Vice-President EDWARD E. HALE said: “I want to thank the authors of the three papers we have heard, which I consider not only the most interesting, but perhaps the most important papers we have had at our meeting. Every one of them deserves a vote of thanks.
"I happened to be intimately connected with the history of the French Fleet, which was alluded to in the paper by Mr. Paltsits, and it is a matter of surprise to me how it could have been so nearly left out of American literature, being of great importance in the development of the republic. What brought me into connection with it was something of local interest, the preservation of the Old South Meeting-house. When the great fire took place and swept away the most of commercial Boston, our friends at the Old South Meeting-house had a valuable piece of property, and they sold it for $400,000, and that $400,000 had to be raised some way, and we were all very enthusiastic in our wishes to preserve the old meeting-house. I met Henry Longfellow in the street one day, and I said, ‘Longfellow, you have got to help in preserving the Meetinghouse.' He said, 'All right; how much do you want?' I said, “How much? I want you to write us a poem.' He was very good-natured about it, and said, 'If the spirit moves, I will write the poem.' I was not quite satisfied with that. I said, “The spirit must move, it has got to move, and I hope it will move,' and we parted. That week Longfellow wrote his ballad on the French Fleet, and, according to me, it is the best American ballad written. It is ascribed to Thomas Prince, the minister of the Old South. Longfellow has made a magnificent ballad out of it. I think I see gentlemen here old enough to have
heard traditions,-how Prince was praying in the pulpit when the tempest swept over the town, and shook the tower, and for our purposes destroyed the Fleet.
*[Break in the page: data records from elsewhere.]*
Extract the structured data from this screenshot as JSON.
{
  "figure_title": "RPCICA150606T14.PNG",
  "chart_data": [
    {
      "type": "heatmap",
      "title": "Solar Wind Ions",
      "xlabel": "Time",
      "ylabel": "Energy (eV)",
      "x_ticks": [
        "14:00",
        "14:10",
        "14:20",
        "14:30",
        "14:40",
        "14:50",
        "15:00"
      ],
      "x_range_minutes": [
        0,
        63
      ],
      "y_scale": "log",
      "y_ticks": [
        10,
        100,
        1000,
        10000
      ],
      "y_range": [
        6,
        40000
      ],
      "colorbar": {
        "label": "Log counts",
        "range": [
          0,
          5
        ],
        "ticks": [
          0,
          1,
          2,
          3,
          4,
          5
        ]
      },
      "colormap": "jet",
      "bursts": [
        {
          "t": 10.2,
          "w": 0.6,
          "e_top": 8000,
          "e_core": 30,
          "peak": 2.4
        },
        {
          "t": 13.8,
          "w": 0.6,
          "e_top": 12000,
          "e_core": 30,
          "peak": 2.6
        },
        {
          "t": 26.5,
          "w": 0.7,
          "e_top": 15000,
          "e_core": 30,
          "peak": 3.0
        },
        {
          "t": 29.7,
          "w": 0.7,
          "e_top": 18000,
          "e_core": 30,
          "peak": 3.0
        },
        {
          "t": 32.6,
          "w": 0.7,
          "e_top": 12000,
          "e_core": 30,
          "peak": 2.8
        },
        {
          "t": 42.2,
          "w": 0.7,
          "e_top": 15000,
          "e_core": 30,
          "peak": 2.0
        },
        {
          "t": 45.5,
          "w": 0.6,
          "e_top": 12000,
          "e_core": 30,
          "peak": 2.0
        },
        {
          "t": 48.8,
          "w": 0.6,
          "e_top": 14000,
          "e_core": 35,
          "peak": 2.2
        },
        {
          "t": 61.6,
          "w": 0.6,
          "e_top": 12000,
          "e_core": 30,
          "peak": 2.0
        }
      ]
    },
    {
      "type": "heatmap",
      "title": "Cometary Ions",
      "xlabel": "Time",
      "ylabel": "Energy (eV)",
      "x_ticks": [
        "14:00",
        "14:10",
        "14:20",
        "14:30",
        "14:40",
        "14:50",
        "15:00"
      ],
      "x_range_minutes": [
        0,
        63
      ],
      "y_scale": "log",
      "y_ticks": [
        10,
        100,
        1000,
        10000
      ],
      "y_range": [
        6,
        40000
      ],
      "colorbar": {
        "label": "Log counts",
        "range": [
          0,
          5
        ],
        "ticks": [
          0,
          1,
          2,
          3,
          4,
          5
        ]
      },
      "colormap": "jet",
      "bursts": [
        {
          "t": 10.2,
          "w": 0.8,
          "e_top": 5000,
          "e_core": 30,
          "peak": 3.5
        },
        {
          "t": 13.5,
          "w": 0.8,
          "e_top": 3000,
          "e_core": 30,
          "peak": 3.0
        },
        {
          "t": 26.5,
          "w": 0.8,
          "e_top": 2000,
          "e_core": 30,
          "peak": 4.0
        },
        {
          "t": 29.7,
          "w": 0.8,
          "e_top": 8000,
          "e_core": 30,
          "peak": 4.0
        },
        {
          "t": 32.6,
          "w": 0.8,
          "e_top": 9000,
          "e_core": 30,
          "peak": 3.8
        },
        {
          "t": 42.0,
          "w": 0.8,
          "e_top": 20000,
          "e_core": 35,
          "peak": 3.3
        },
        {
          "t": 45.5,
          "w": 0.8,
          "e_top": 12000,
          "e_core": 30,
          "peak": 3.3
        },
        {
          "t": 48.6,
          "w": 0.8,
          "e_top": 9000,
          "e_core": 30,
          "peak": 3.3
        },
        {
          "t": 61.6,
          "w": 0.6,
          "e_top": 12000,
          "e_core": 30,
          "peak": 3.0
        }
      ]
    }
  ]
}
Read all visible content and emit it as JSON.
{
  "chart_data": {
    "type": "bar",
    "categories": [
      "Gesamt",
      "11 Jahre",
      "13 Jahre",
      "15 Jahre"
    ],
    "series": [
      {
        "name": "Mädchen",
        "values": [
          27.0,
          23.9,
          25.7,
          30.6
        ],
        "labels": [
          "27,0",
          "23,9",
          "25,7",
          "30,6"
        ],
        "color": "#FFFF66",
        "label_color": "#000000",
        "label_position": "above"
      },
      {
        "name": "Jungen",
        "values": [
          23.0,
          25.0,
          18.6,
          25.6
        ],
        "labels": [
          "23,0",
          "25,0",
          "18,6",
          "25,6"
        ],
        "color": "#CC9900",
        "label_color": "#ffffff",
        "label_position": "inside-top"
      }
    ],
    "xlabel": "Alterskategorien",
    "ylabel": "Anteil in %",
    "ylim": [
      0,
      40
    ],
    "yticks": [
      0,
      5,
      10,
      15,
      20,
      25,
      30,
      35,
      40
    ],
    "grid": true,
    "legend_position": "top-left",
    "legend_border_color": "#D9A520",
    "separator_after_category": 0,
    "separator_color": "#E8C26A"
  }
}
But curiously enough, that event is almost omitted from the histories of New England. But a page or two is given to it in most histories, and I think this is the reason: Shirley was Governor here; and by the way, some of the young men who want to devote their time to some good work, should write the life of Shirley, which has never been written; one of the greatest men we have had. Shirley knew that the French King was going to revenge himself; so Shirley got his Council together, and sunk this vessel and that vessel in the harbor, and he proclaimed a Fast Day, and it was on that Fast Day that Prince was making this prayer in the Old South Meeting-house. But you may look through the Boston newspapers of that summer, and week after week, the papers published nothing about the French Fleet. Not an allusion to the fact that the army of the State was in Boston; not an allusion to the fact that the Council was in session, and I think that the historians of America read carefully through the newspapers of the time, and did not find anything about the French Fleet. What would have happened if anything had been printed about it, would have been that Shirley would have sent down to the newspaper office, and have thrown out the window every man who had anything to do with the publication of such a thing. There was nothing in the papers because they had a Governor who understood what war meant. The only reference to it is on the occasion of the death of Lady Shirley,—that “the body was accompanied by the train bands of the Province to her grave.” That poor girl of twenty years accompanied by the train bands of the Province who were encamped on Boston Common! Why was the largest army that ever assembled in Boston, on Boston Common at that time? Why was it they accompanied this lady to her grave?